A l’image de Guido Van Helten, Manuel Moreno Guirao est allé au bout de son concept rue des Pipôts. Après deux murs en face à face, hommage aux travailleurs qui ont construit la ville, c’est par une artère symbolique de Boulogne-sur-Mer, la rue du Machicoulis, que l’artiste espagnol conclut son œuvre. Une autre image de la vie ensemble et du partage du temps libre autour de ces maisons, cocons de générations de travailleurs.
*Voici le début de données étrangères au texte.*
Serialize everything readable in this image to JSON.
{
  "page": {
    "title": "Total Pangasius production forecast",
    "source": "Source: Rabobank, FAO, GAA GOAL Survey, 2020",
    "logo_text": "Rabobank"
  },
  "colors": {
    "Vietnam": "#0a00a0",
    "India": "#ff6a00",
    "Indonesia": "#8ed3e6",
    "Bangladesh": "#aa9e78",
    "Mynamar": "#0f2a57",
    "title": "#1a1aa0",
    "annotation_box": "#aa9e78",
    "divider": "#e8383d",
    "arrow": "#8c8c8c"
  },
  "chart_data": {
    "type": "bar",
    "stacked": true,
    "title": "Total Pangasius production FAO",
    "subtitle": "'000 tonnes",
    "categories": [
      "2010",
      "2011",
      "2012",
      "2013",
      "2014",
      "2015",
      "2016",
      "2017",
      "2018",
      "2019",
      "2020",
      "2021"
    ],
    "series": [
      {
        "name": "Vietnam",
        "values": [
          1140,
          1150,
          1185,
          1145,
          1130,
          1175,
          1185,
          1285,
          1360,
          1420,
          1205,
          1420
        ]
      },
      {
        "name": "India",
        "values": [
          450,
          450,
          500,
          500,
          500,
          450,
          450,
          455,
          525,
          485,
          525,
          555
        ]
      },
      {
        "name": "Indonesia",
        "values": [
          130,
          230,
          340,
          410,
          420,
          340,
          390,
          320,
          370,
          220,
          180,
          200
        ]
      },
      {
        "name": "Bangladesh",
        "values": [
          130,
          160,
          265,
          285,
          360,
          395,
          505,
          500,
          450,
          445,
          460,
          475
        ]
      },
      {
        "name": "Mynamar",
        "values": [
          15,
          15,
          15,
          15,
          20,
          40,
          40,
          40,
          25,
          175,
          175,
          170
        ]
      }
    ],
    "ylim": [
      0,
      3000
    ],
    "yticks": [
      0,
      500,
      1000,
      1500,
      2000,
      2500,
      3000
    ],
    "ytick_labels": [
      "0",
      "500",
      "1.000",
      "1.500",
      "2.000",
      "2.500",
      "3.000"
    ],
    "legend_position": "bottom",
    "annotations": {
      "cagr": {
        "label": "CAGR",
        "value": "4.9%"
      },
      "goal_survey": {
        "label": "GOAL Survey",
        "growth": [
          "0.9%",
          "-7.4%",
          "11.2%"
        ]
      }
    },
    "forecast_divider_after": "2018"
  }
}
Le sourire toujours accroché au visage, le jeune espagnol voit la fin du travail approcher. Et qui dit fin de participation au festival, dit aussi retour à la maison. Une philosophie qui colle au muraliste qui conclut donc une trilogie de trois murs par cette magnifique représentation de la rue du Machicoulis, artère symbolique de la ville avec ses escaliers et ses petites maisons, endroit de repos après le travail des pêcheurs.
« J’ai voulu représenter cette rue car c’est la plus populaire dans l’esprit des gens de par son architecture spécifique en escaliers construits au XIXème siècle » explique l’artiste. « L’idée est toujours de parler de la communauté, de la vie ensemble dans un contexte très local. C’est peut-être un peu plus « cliché » et politiquement correct que les deux premiers murs mais c’est complémentaire. Car au-delà du travail, il y a la vie de tous les jours et le temps libre. Le travail est important tout comme la vie sociale à côté. C’est une réalité qui est belle aussi. »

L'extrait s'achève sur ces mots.